Le ralentissement économique a beau se faire chaque jour plus perceptible outre-Atlantique, dans l'ensemble les sociétés cotées américaines se portent bien. Très bien, même. Entre avril et juin, «Corporate America» a remis les gaz pour dégager un douzième trimestre consécutif de croissance bénéficiaire à deux chiffres. Une occurrence rarissime, rappelle le bureau d'études Thomson Financial. Une telle séquence n'a été observée qu'une fois depuis 1950, entre 1992 et 1995.
Vendredi, quelque 80% des 500 entreprises de l'indice Standard & Poor's avaient dévoilé leurs profits au titre du deuxième trimestre. En moyenne, ils ont progressé de 16,1%, indiquait vendredi Thomson Financial, contre 14,9% au premier trimestre. C'est nettement plus qu'attendu: en avril, le consensus des analystes misait sur 10,9% de croissance.
«Une fois de plus, les bénéfices sont excellents. Et une fois de plus, le marché s'en moque [...], indifférent à la croissance», déplore Ed Yardeni, stratège chez Oak Associates. Pour preuve, le S & P 500 a connu en juillet son premier mois positif depuis avril. Mais sa progression est restée inférieure à celle des Bourses sud-américaines (+1,9%) ou d'Europe (+1,2%). «Les investisseurs continuent de considérer la Bourse américaine comme plus cyclique que les marchés étrangers en dépit de l'extraordinaire croissance bénéficiaire. Nous sommes déçus par ce manque irrationnel d'exubérance [...], les sociétés américaines figurent parmi les meilleures et les moins chères», note le stratège.

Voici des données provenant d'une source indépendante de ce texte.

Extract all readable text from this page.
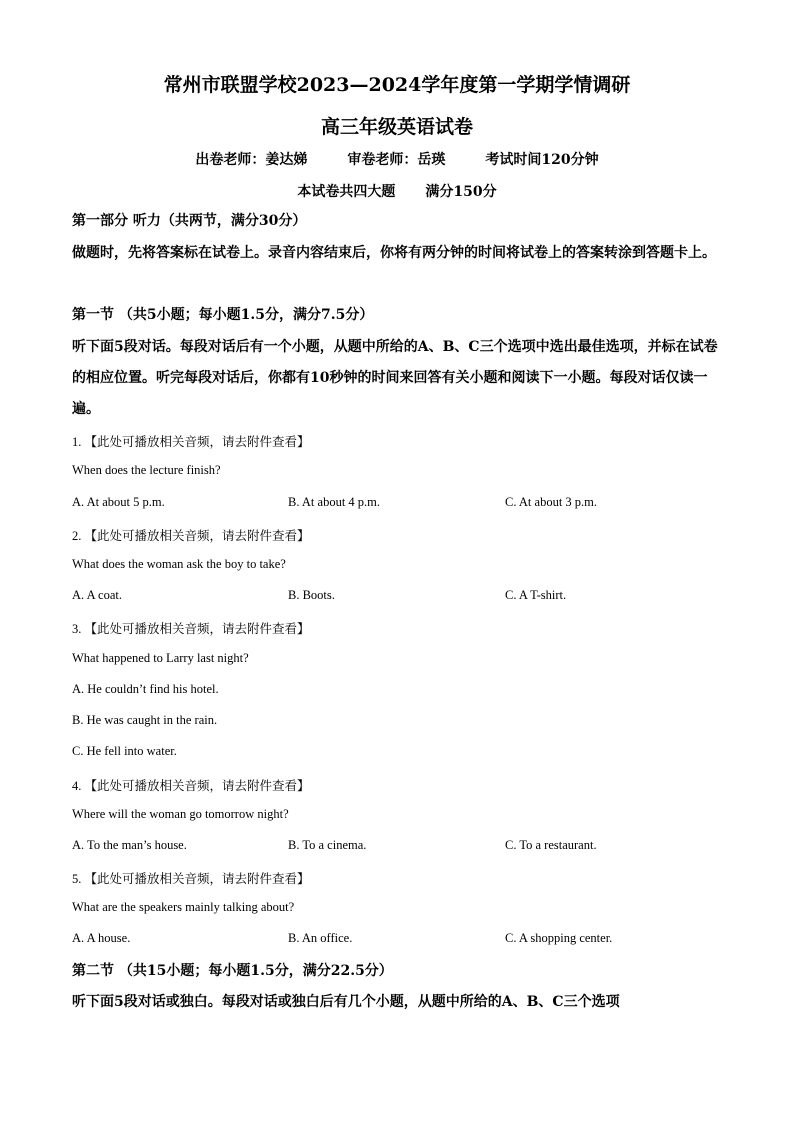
常州市联盟学校2023—2024学年度第一学期学情调研
高三年级英语试卷
出卷老师：姜达娣	审卷老师：岳瑛	考试时间120分钟
本试卷共四大题 满分150分
第一部分 听力（共两节，满分30分）
做题时，先将答案标在试卷上。录音内容结束后，你将有两分钟的时间将试卷上的答案转涂到答题卡上。
第一节 （共5小题；每小题1.5分，满分7.5分）
听下面5段对话。每段对话后有一个小题，从题中所给的A、B、C三个选项中选出最佳选项，并标在试卷的相应位置。听完每段对话后，你都有10秒钟的时间来回答有关小题和阅读下一小题。每段对话仅读一遍。
1. 【此处可播放相关音频，请去附件查看】
When does the lecture finish?
A. At about 5 p.m.	B. At about 4 p.m.	C. At about 3 p.m.
2. 【此处可播放相关音频，请去附件查看】
What does the woman ask the boy to take?
A. A coat.	B. Boots.	C. A T-shirt.
3. 【此处可播放相关音频，请去附件查看】
What happened to Larry last night?
A. He couldn’t find his hotel.
B. He was caught in the rain.
C. He fell into water.
4. 【此处可播放相关音频，请去附件查看】
Where will the woman go tomorrow night?
A. To the man’s house.	B. To a cinema.	C. To a restaurant.
5. 【此处可播放相关音频，请去附件查看】
What are the speakers mainly talking about?
A. A house.	B. An office.	C. A shopping center.
第二节 （共15小题；每小题1.5分，满分22.5分）
听下面5段对话或独白。每段对话或独白后有几个小题，从题中所给的A、B、C三个选项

La palme du dynamisme échoit une fois de plus au secteur énergétique, dont les bénéfices se sont envolés de 41%, entraînés par le bond du brut à 70,72 dollars le baril en moyenne au deuxième trimestre, un tiers de plus qu'il y a un an. En excluant ce secteur, les bénéfices du reste de la cote auraient progressé d'à peine plus de 11%, estime Thomson Financial. Car la cherté du pétrole exerce aussi un effet déprimant sur le pouvoir d'achat des ménages, comme en atteste le ralentissement à moins de 5% de la croissance dans les biens de consommation durables (+15% au premier trimestre).
Cet affaiblissement ne suffit pas à entamer le moral des analystes: selon le consensus Thomson Financial, la hausse des profits frisera à nouveau 15% au troisième trimestre. Mais, pour Goldman Sachs, «le pic dans la croissance est vraisemblablement derrière nous» et les bénéfices opérationnels décéléreront dès le second semestre pour ne plus progresser que de 6% en 2007. «Ce rythme est inférieur à la tendance de long terme, mais cohérent avec les prévisions d'un fléchissement de la croissance de l'économie à 2,5%, à mesure que ralentiront les dépenses des ménages», observe la banque.